Tecton SDK methods for enabling triggering, monitoring, and canceling materialization

In the Tecton SDK, the Feature View interactive classes have methods that enable triggering, monitoring, and canceling materialization jobs. See the BatchFeatureView and StreamFeatureView interactive SDK reference for method details.

Triggering a new materialization job

The trigger_materialization_job() method allows you to initiate a job to materialize feature values for the specified time range. This method returns a job identifier that we’ll reference in later steps.

To backfill a newly created feature, you can use this command as a one-off to backfill data from the feature start time to current time. Note that you may want to break up particularly large backfills into multiple jobs.

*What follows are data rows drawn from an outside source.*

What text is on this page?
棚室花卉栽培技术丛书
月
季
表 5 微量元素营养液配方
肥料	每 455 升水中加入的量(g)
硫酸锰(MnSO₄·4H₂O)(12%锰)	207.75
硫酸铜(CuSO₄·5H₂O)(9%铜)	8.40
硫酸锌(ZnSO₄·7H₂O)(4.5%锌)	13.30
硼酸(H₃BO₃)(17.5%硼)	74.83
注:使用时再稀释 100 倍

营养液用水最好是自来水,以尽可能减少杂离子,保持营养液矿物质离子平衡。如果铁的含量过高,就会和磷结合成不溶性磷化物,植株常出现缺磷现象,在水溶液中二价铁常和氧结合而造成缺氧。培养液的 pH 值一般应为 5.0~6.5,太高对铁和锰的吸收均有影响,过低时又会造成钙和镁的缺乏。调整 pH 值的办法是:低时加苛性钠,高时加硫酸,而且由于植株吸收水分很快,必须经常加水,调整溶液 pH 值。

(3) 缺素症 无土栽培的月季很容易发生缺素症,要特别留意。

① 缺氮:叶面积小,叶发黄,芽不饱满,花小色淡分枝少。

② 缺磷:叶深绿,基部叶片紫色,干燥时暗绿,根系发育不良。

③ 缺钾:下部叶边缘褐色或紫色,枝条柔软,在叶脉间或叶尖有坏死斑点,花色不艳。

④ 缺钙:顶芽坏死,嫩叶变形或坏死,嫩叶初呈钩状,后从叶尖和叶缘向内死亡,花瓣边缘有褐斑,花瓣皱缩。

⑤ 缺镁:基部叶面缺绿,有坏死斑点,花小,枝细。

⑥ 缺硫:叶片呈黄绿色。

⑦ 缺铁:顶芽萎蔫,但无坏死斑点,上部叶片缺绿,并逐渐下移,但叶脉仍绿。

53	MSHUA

During regular operations, you will likely want to set up an automated process that materializes the most recent time period once the upstream data for that period is available.

Waiting for job completion

After triggering a new job, you may want to monitor the job status to start a downstream process once complete.

To block your process until the job completes, use the wait_for_materialization_job() method. Materialization jobs can take anywhere from minutes to hours depending on the amount of data processed.

Alternatively, you can poll for completion status using the get_materialization_job() method. This returns the MaterializationJobData class with details about the job status. The job has completed successfully if MaterializationJobData.state=="SUCCESS".

Re-running previously materialized periods

If you use the overwrite=True option, then Tecton will allow the new job to run and overwrite previously materialized data.

Note

When using the overwrite=True option, it’s possible to produce incorrect results in the Online store if you have previously materialized data. Please consult with Tecton Support before proceeding.

By default, the trigger_materialization_job() method will return an error if the time period specified overlaps with the time period from a previously successful materialization job.

This operation is generally safe if:

  1. Your previous job completed and did not output any feature data.
  2. Your Feature View is only materialized offline. (The Feature View is configured with offline=True and online=False).